After returning from the historic meeting with North Korean Leader Kim Jong-Un in Singapore, Trump took to social media to assure followers that the rogue regime is "no longer a Nuclear Threat." This claim will have to be verified to prove that North Korea has dismantled its nuclear ambitions, but for now, Trump looks to be positive of a job well done.
"Just landed - a long trip, but everybody can now feel much safer than the day I took office. There is no longer a Nuclear Threat from North Korea," Trump posted on Twitter on Wednesday, June 13, a day after the summit between their two countries.
"Meeting with Kim Jong Un was an interesting and very positive experience. North Korea has great potential for the future!" he added.
In case that followers missed the dig at the previous administration, Trump has a quick follow-up message on social media after that. In his next tweet, Trump claimed that before he took the oath, it was the assumption that the start of a war between the U.S. and North Korea was just a matter of time.
"President Obama said that North Korea was our biggest and most dangerous problem. No longer - sleep well tonight!" he posted again right after.

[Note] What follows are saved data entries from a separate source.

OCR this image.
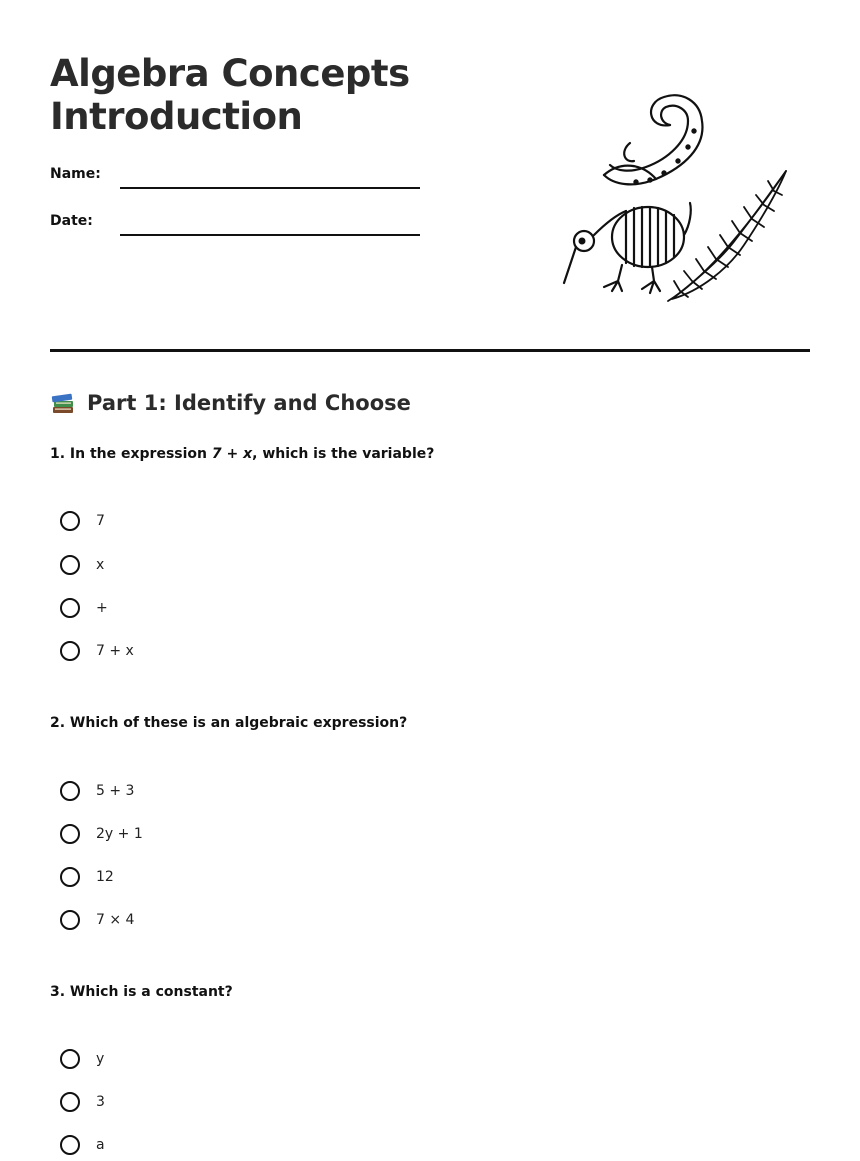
Algebra Concepts
Introduction
Name:
Date:
Part 1: Identify and Choose
1. In the expression 7 + x, which is the variable?
7
x
+
7 + x
2. Which of these is an algebraic expression?
5 + 3
2y + 1
12
7 × 4
3. Which is a constant?
y
3
a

As for Kim Jong-Un, the meeting resulted to an end to "extreme hostile relations," according to a statement via North Korea's state-run news agency via The Washington Post. Pyongyang also outlined what would be the start of a long process, to be taken "step-by-step and simultaneous," to bring peace to and the eventual "denuclearization of the Korean Peninsula."
These may be slightly different takes from the two leaders after the summit, but there have been some concrete agreements as well. Both sides have confirmed that the U.S. has agreed to put a stop to military exercises with South Korea, an agreement that Trump likely referred to in yet another tweet.
"We save a fortune by not doing war games, as long as we are negotiating in good faith - which both sides are!" he posted on the same day as his other North Korea updates.
There is also the agreement between both sides to continue looking for and repatriating U.S. military remains from the Korean War, which raged from 1950 to 1953.
The return of the remains of U.S. soldiers was a request from U.S. military veterans for president Trump to bring up as a topic of priority in the summit. During that war, around 7,800 U.S. military personnel did not return home and were presumed missing-in-action.
Out of these, around 5,300 of them were lost in North Korea and presumed dead, and so far, just 229 remains have been recovered.